The finance ministry has said that all foreign funds raised by Indian companies through the issue of ‘partially convertible’, ‘non-convertible’ and ‘optionally convertible’ preference shares will be treated as debt and will be subject to guidelines applicable for external commercial borrowings (ECBs).

Significantly, the ministry has also said `convertible preference’ shares will be considered as share capital and should be taken to calculate foreign equity. This will prevent companies, especially in sectors like telecom and insurance, from bypassing the sectoral caps on foreign equity. Convertible preference shares offer the benefit of being converted into ordinary shares on terms and conditions fixed at the time of the issue of such shares.

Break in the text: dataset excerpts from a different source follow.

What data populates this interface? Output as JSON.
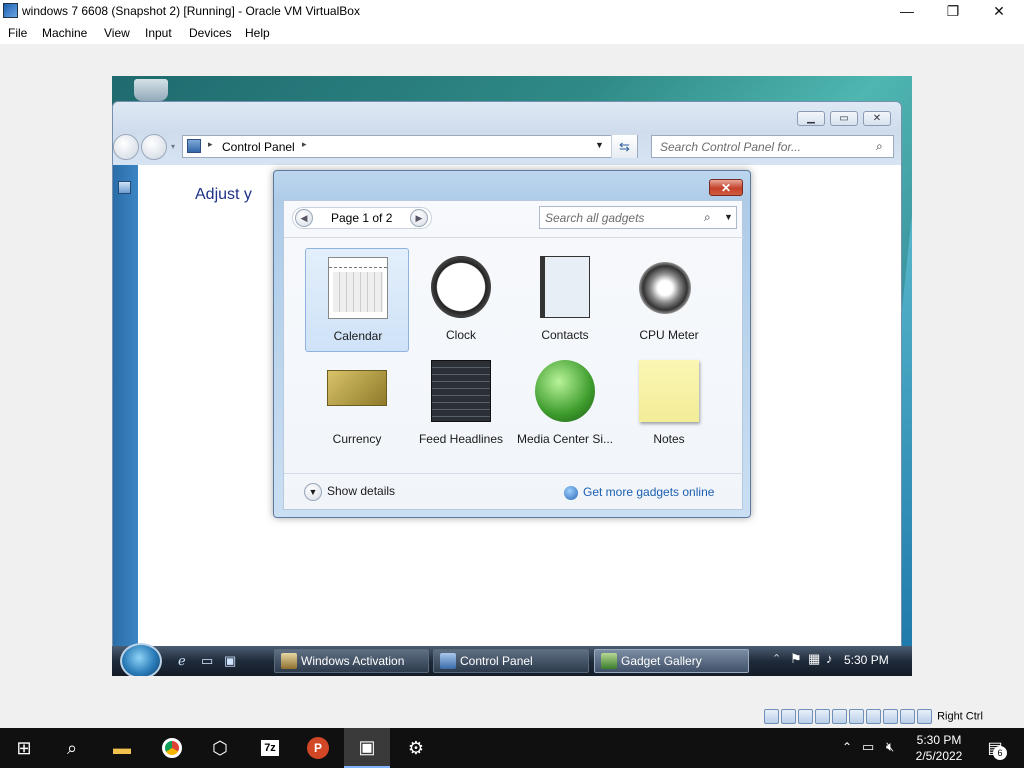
{
  "vbox": {
    "title": "windows 7 6608 (Snapshot 2) [Running] - Oracle VM VirtualBox",
    "menu": [
      "File",
      "Machine",
      "View",
      "Input",
      "Devices",
      "Help"
    ],
    "status_label": "Right Ctrl"
  },
  "explorer": {
    "address": "Control Panel",
    "search_placeholder": "Search Control Panel for...",
    "heading": "Adjust y"
  },
  "gallery": {
    "pager": "Page 1 of 2",
    "search_placeholder": "Search all gadgets",
    "gadgets": [
      {
        "label": "Calendar",
        "icon": "calendar-icon",
        "selected": true
      },
      {
        "label": "Clock",
        "icon": "clock-icon"
      },
      {
        "label": "Contacts",
        "icon": "contacts-icon"
      },
      {
        "label": "CPU Meter",
        "icon": "cpu-meter-icon"
      },
      {
        "label": "Currency",
        "icon": "currency-icon"
      },
      {
        "label": "Feed Headlines",
        "icon": "feed-headlines-icon"
      },
      {
        "label": "Media Center Si...",
        "icon": "media-center-icon"
      },
      {
        "label": "Notes",
        "icon": "notes-icon"
      }
    ],
    "show_details": "Show details",
    "get_more": "Get more gadgets online"
  },
  "guest_taskbar": {
    "buttons": [
      {
        "label": "Windows Activation",
        "active": false
      },
      {
        "label": "Control Panel",
        "active": false
      },
      {
        "label": "Gadget Gallery",
        "active": true
      }
    ],
    "time": "5:30 PM"
  },
  "host_taskbar": {
    "time": "5:30 PM",
    "date": "2/5/2022",
    "notification_count": "6"
  }
}
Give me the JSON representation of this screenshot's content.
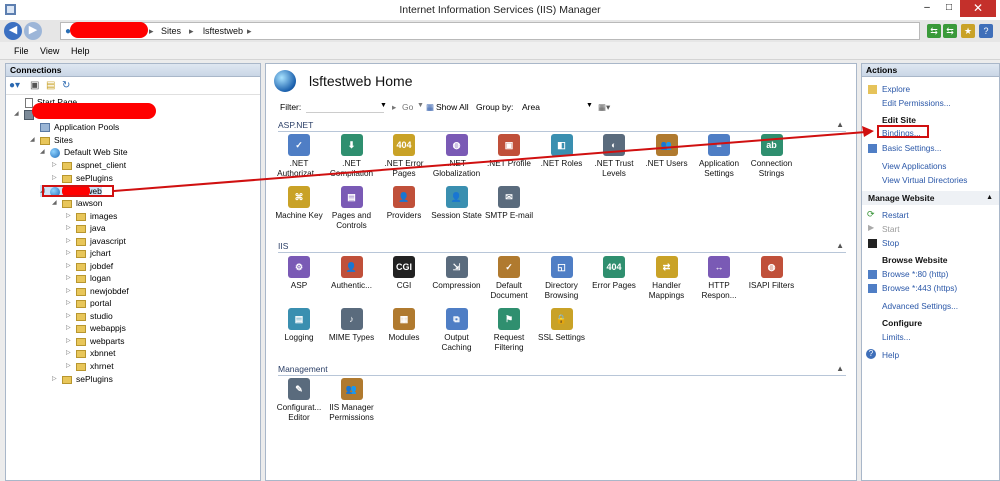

However, the real impact of the finmin release will be felt by the real estate sector. While the communiqué makes no mention of real estate companies, it’s quite evident that the directive is aimed at tempering fund flow into real estate, with property prices going through the roof. In the past two years, several real estate companies have issued instruments like optionally and partially convertible preference shares to foreign banks and international funds. FDI in real estate jumped 400% to $700 million in 2006. Since such inflow was treated as equity’, money flowed in under the FDI automatic route. This will stop now. From now on, such funds will be treated as ECBs. This will make it difficult for developers to access these funds since ECBs are allowed only in large real estate projects and the conditions are far more stringent than FDI. Besides, it will cap the interest rate that builders can offer to foreign financiers. ECBs can have a maximum interest of 200 basis points above the benchmark Libor for two-year projects and 350 basis points above Libor for five-year projects.